There is a story about a teenage boy who was a compulsive liar. If deception was paint he’d be considered a world class artist. His mother once found a letter from his teacher hidden behind a bedroom dresser. She confronted him with the teacher’s charges and the boy painted such a picture of deception--it would make the “Mona Lisa” look like paint by number. The letter was in her hand, she shook it in his face, and he denied it existed.
One day the boy lied to his best friend Frank. Hurt deeply when his friend denied it, Frank carried a grudge for months. One day they were arguing, the way kids do about something unimportant, and the grudge reared its ugly head. In a moment of self-righteous anger--Frank swung a baseball bat at his head. In an instant, he became judge, jury, and quite nearly, executioner.

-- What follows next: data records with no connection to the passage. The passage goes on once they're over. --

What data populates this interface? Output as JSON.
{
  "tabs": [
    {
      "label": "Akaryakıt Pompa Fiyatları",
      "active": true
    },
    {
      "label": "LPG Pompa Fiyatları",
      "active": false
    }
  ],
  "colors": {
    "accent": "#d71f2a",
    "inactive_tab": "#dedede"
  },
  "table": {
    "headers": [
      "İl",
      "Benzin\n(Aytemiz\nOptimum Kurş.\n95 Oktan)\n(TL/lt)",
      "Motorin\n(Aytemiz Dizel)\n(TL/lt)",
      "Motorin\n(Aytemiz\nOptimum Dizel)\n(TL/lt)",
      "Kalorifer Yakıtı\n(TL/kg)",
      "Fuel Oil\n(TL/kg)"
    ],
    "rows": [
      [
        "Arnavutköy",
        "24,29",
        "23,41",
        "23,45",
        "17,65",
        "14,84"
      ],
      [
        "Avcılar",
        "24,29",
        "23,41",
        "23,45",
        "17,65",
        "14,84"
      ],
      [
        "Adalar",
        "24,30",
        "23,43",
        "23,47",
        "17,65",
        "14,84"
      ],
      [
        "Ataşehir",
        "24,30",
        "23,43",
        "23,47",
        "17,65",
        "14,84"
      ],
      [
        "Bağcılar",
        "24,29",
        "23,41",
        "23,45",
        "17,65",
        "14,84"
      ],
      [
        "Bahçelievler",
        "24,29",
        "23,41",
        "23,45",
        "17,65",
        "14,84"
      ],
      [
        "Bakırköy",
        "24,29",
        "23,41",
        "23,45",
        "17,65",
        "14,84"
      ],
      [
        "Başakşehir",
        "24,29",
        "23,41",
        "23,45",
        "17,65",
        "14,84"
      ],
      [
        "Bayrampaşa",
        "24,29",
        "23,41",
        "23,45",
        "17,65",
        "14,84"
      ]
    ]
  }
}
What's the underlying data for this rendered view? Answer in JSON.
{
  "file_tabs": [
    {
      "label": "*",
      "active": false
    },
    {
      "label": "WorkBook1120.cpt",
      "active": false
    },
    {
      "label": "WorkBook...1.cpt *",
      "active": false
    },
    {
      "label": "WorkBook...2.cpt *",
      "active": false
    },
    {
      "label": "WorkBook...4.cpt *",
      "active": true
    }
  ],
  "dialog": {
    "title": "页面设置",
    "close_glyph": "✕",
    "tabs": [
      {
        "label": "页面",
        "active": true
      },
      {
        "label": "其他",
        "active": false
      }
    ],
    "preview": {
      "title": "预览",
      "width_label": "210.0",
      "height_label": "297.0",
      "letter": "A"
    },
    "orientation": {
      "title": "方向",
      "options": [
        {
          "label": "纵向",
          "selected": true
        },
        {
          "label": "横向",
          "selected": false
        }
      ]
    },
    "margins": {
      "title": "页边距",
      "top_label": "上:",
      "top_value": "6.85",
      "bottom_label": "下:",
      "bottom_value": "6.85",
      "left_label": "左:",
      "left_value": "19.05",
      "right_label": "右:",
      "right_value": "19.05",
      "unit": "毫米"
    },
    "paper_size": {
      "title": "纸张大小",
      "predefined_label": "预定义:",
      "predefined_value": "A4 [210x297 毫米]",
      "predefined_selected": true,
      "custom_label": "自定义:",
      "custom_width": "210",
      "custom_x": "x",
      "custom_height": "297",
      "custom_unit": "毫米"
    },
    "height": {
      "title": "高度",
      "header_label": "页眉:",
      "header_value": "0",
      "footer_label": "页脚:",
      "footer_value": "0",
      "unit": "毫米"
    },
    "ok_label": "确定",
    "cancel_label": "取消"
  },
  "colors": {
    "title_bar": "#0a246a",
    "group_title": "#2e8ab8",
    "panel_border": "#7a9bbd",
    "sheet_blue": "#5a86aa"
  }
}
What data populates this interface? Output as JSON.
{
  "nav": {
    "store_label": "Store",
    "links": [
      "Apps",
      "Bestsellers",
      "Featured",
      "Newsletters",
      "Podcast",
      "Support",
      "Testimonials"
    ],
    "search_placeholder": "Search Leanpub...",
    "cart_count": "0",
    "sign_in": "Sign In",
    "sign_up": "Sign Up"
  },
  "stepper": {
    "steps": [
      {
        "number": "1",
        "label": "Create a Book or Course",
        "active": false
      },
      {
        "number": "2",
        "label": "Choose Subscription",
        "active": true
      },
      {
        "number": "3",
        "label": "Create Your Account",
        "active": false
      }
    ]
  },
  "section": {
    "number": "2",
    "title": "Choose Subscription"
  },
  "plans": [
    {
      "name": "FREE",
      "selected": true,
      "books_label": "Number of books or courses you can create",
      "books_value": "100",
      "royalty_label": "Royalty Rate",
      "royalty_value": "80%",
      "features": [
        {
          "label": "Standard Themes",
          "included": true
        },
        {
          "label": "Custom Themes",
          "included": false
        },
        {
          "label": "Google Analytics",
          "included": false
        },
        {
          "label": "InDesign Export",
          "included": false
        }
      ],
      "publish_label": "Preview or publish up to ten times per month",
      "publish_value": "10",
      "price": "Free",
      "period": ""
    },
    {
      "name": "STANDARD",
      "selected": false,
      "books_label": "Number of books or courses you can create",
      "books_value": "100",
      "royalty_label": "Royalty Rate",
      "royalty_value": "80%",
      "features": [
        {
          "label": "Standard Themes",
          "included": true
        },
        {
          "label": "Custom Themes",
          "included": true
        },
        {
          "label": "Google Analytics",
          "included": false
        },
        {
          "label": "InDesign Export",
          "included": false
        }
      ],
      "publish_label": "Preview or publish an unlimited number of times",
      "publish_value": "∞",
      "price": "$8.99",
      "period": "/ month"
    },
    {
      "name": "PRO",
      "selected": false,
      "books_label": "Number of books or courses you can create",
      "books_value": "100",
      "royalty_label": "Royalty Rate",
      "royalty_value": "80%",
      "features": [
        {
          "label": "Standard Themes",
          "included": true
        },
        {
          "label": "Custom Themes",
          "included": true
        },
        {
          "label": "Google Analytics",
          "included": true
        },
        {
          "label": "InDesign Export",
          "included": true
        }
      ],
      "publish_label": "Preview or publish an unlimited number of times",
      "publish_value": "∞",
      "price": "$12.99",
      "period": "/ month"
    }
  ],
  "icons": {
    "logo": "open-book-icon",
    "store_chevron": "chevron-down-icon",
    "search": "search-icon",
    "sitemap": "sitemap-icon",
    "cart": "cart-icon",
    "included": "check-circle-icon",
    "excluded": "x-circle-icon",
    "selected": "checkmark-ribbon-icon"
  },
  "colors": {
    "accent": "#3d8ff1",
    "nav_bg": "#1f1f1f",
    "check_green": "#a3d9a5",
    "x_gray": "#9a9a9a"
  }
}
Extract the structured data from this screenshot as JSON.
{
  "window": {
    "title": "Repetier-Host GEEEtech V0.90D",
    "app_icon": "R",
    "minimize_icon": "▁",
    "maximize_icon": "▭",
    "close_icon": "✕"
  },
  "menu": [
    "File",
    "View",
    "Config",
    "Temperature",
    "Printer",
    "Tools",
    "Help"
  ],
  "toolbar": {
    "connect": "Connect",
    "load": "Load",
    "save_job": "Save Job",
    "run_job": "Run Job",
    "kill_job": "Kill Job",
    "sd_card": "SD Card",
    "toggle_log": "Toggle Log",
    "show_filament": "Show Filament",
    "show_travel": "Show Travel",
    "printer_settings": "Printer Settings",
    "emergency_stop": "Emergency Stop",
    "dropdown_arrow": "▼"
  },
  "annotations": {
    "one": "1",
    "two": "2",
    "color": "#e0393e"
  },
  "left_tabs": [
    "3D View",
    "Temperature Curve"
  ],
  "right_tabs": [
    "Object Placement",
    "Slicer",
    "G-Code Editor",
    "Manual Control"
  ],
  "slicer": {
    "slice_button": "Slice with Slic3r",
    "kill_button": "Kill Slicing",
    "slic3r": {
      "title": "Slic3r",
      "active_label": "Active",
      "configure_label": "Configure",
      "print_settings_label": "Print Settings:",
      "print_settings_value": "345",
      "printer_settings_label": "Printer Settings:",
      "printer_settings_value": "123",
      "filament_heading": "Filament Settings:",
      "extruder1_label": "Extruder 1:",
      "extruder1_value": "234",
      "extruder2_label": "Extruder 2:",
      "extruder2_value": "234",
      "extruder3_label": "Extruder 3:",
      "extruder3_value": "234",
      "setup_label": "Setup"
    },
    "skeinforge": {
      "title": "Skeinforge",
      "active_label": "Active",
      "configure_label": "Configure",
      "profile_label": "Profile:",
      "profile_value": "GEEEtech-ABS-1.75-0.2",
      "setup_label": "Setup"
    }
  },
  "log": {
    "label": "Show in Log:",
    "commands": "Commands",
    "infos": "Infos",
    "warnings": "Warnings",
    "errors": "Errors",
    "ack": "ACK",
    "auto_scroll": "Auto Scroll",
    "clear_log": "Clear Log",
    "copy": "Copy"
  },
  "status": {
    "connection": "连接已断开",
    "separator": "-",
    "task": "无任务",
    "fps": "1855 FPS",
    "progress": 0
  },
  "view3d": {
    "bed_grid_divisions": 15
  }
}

Jesus cautions us against acting on personal grudges. He says,
"Do not judge, or you too will be judged. For in the same way you judge others, you will be judged, and with the measure you use, it will be measured to you. (Matt. 7:1-2 NIVO)
Frank’s judgment was terrible and he wouldn’t wish it on anyone--especially himself. But there was another reason for him to be sorry. After being betrayed, Frank was consumed with the evil of bitterness and the need to retaliate. That was harmful, but the remorse he carried for the rest of his life was worse. Perhaps this is why Jesus also taught,
“Be merciful, just as your Father is merciful. "Do not judge, and you will not be judged. Do not condemn, and you will not be condemned. Forgive, and you will be forgiven.” (Lk. 6:35-37 NIVO)
Seems to me, this story is not just about how we treat others. To practice mercy and forbearance, and to forgive--is also about how we treat ourselves. It is about our mental health, and our spirit. To be merciful and to forgive is at the heart of what it means to be Christian. And it’s at the heart of peace.